Agencies would be required to submit a detailed report to Congress within 90 days outlining their plans, budgets, and timelines to address the problem.

“This is not asking for special privilege. This is asking for basic fairness,” Dagooc said, stressing that the proposal is about fixing a governance gap rather than elevating government workers above other sectors.

During interpellation, lawmakers sought clarification on whether prioritizing housing agency employees would disadvantage informal settlers and minimum-wage earners. Dagooc rejected that framing, saying the resolution focuses on ensuring that agencies can properly perform their mandates by first addressing internal failures.

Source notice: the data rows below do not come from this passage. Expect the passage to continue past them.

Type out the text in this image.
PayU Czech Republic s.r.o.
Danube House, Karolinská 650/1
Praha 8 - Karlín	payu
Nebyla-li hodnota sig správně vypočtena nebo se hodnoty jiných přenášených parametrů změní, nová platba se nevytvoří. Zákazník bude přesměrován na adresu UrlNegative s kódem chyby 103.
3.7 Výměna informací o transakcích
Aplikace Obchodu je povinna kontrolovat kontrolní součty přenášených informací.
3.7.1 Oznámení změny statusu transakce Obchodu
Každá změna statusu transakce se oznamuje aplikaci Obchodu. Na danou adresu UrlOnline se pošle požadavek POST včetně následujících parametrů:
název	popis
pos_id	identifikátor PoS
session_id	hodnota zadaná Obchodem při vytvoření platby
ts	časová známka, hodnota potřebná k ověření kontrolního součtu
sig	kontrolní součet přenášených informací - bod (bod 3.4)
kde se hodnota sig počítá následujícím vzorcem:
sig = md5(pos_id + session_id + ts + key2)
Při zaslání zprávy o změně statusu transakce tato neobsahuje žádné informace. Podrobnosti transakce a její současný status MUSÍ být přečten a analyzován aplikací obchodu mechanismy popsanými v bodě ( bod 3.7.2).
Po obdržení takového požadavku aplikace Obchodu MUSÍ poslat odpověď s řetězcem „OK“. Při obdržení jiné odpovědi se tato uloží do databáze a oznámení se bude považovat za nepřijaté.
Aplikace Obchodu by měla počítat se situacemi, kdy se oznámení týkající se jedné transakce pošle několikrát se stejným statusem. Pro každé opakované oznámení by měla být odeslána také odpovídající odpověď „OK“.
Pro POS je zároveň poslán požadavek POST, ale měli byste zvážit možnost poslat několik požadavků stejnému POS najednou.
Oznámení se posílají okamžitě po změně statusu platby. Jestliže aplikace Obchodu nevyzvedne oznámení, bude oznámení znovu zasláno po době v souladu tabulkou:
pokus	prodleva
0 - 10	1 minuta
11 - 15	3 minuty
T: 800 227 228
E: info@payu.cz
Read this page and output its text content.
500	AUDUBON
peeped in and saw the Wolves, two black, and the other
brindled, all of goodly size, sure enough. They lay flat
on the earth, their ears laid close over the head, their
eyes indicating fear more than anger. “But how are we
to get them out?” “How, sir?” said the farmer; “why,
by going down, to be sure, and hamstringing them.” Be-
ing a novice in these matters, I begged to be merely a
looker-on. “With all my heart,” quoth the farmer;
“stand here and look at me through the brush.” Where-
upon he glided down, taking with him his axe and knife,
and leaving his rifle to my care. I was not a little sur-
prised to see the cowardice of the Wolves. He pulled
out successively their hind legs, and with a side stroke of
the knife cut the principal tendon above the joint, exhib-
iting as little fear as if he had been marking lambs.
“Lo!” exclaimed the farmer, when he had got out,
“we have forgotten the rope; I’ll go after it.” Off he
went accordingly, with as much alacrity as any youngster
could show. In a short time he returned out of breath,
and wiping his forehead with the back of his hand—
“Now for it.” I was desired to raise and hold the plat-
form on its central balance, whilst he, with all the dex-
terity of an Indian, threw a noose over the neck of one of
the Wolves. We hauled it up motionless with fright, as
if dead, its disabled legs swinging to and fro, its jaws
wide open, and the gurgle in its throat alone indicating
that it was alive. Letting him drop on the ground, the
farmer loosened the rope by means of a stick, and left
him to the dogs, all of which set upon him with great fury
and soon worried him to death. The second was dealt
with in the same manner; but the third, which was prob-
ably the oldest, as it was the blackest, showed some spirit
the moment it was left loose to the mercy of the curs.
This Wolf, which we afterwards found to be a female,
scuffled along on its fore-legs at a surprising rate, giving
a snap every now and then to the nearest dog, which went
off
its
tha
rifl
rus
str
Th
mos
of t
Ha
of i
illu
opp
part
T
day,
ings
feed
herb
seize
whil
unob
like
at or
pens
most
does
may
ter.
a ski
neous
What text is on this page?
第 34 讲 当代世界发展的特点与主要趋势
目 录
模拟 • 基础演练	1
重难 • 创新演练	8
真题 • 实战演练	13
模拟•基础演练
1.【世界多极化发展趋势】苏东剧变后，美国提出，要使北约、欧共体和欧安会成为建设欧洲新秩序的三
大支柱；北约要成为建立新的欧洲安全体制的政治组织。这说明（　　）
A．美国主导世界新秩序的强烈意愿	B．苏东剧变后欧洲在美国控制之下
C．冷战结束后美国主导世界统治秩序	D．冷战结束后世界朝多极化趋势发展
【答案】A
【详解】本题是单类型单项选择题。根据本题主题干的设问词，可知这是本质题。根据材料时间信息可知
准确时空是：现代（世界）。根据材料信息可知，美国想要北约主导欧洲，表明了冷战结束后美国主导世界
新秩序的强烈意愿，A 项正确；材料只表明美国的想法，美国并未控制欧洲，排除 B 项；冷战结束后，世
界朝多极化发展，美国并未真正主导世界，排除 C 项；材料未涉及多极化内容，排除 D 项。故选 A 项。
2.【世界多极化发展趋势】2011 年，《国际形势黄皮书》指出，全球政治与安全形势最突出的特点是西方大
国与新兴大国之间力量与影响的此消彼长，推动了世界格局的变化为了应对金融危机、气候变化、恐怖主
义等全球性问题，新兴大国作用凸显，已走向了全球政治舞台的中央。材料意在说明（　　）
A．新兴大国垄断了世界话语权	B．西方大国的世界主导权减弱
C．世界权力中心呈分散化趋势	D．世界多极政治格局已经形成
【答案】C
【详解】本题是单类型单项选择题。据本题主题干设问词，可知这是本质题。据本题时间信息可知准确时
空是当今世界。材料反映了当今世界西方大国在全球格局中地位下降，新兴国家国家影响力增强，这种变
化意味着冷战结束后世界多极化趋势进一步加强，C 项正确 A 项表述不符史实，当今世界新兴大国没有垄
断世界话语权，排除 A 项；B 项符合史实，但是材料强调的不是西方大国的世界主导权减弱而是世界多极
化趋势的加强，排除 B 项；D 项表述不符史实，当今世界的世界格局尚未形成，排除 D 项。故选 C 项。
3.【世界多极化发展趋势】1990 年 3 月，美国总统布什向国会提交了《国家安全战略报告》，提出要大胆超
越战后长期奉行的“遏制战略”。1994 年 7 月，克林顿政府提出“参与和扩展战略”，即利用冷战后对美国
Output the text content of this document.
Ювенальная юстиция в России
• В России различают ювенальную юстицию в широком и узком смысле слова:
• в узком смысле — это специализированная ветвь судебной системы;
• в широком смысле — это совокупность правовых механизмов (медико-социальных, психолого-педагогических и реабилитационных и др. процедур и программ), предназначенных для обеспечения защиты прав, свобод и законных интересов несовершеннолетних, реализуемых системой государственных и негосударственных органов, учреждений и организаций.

“Kapag nakita mo iyong survey nila, at the present situation wherein people working to provide housing for our fellow Filipinos do not have house themselves, may malinaw na krisis,” he said.

“Kasi paano mo maibigay ang isang bagay na wala ka? Ang tinutukoy ko ay hindi mo pwedeng bigyan ng pabahay iyong mga kapwa mo Pilipino kung ikaw mismo walang sariling bahay,” he added.

Other legislators expressed support for the initiative, saying it could help diagnose design flaws in existing housing programs. One lawmaker noted that even if only a minority of employees face housing insecurity, the failure of agencies to track why their workers are not accessing housing programs already constitutes a governance failure.